How to choose a Vibram sole for your hiking boot (2026 guide)
Megagrip, Mont, Ibex, Mulaz: which Vibram compound to choose based on terrain, activity and your boot's upper. The workshop's honest guide.

Vibram makes more than 30 different rubber compounds and each one is designed for a specific use. When a boot arrives at the workshop with a worn outsole, one of the first decisions we make is which compound to use for the resole. This guide sums up how we decide after 40+ years fitting Vibram to hiking boots in Madrid.
The short answer: the compound should match the boot's real use, not the factory model. It's very common to receive a boot whose owner bought it thinking about high-mountain trips and ends up using it only on Sierra de Guadarrama trails. Resoling it with the original compound would be a mistake.
Megagrip: the all-rounder
It's the most versatile compound and the one we fit most often. It combines excellent dry grip with very noticeable wet grip and slow wear. It works well on Pedriza granite, Pyrenean slate and forest tracks.
We recommend it on trekking and serious hiking boots (Scarpa Mojito, Lowa Renegade, La Sportiva Trango Tower, Asolo Falcon) whose owner does a mix of dry and wet outings. If you're torn between compounds, Megagrip is the safe bet.
Mont and Mulaz: technical high mountain
Mont is a harder compound designed for mountaineering, slab climbing in boots and very abrasive rock. It withstands the rubbing of crampons and friction against granite without losing its shape. In return, grip on polished or very wet surfaces is somewhat lower than Megagrip.
Mulaz is the evolution: the same hardness but with a more aggressive tread. We use it on double boots (Scarpa Phantom 8000, La Sportiva G2 Evo) and on lightweight mountaineering boots (Trango Tower Extreme).

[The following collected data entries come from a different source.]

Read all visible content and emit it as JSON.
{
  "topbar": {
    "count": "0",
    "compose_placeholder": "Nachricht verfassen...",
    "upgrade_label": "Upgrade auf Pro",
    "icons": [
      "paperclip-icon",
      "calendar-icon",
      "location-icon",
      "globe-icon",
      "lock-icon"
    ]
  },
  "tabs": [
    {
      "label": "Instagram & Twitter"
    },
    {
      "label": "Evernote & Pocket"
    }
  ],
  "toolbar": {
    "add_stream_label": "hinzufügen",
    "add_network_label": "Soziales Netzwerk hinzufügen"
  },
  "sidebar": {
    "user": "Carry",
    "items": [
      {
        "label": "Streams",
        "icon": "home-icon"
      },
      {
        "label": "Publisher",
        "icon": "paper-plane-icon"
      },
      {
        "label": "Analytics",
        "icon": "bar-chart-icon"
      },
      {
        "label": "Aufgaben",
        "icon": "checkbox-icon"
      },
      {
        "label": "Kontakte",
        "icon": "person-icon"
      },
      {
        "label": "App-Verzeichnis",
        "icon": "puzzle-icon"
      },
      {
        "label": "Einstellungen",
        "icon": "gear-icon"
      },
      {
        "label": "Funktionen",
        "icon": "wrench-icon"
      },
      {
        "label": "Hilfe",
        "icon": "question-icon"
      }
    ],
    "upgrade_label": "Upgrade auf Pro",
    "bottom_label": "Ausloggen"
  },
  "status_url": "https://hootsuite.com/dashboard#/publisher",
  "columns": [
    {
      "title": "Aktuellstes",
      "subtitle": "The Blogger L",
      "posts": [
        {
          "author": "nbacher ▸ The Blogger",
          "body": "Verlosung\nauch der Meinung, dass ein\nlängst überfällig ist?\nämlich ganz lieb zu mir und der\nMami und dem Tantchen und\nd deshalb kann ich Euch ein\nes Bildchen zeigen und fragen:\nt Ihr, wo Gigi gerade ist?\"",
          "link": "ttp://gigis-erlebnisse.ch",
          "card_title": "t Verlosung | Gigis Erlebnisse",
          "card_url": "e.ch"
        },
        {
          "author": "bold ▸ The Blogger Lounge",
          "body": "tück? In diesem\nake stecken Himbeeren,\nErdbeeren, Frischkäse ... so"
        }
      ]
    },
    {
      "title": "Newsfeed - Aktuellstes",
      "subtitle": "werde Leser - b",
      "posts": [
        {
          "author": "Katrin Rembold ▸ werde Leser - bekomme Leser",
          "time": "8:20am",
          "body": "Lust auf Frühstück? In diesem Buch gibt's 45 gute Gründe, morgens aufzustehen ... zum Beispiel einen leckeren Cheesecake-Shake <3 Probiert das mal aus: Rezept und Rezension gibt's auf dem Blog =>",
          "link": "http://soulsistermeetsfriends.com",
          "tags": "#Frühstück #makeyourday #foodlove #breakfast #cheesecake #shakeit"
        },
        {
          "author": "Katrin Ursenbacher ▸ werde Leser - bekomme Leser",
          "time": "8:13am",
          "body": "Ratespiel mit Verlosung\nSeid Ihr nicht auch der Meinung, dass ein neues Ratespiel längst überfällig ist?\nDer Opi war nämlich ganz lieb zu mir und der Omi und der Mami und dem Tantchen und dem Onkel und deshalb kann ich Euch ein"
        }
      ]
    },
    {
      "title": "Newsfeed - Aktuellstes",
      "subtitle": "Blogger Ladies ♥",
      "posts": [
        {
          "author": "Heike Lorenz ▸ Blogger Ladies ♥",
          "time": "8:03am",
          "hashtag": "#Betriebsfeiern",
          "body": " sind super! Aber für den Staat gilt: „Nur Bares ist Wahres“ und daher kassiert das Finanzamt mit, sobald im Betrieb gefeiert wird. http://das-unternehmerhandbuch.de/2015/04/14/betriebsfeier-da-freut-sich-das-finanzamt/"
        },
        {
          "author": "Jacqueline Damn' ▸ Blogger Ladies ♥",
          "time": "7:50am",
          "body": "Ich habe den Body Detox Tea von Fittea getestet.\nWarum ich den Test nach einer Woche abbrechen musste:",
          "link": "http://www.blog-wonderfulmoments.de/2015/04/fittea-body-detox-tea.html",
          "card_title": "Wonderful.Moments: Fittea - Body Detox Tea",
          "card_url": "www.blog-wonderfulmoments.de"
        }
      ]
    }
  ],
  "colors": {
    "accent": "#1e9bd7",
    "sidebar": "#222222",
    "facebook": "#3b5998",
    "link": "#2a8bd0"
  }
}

If your use is the Picos de Europa in winter, glacier ascents and via ferratas with long rock sections, Mont/Mulaz is the right choice. For the Sierra de Madrid in dry conditions, they're too hard and you'll notice slips where with Megagrip you wouldn't have had any.
Ibex: snow and mixed terrain
Ibex is a soft compound with a very deep tread, designed to brake and grip on hard snow and mixed rock-snow terrain. We recommend it on boots that spend a lot of time above 2,500 m in winter.
The trade-off is rapid wear on dry ground: if you use your Ibex boot in summer on trails, you'll have worn it bald in a single season. If you only bring it out in winter, it lasts many years.
Vibram Idea (compound)
Idea is the softest and most aggressive compound in the Vibram catalogue, designed for technical approach and mixed via ferratas. We use it only on the customer's specific request because it wears out very quickly on trails.
What we decide in the workshop
When we receive your boot, our process is:
1. A photo via WhatsApp + a description of the real use (Sierra de Madrid, the Pyrenees, glacier mountaineering, sport climbing, mixed terrain…).
2. Analysis of the condition of the upper (leather, textile, Gore-Tex) and the midsole. If the midsole is compressed, the compound matters less: it has to be changed first.
3. A recommendation with a technical rather than a commercial argument: if Megagrip is enough for you, we won't fit Mont (it's more expensive and worse for your use).
4. A fixed quote via WhatsApp before we touch anything.
Heat-sealing on every resole
Whatever the compound, every Vibram outsole we bond comes with our lifetime guarantee on the outsole-upper join via the Pegafort system. If the bond fails at any point (not through an extreme knock or unreasonable use), the re-bond is free.
The guarantee covers the bond, not the wear of the rubber. A Megagrip outsole used on abrasive terrain may need a new sole in 600-800 km; that's service life, not a defect.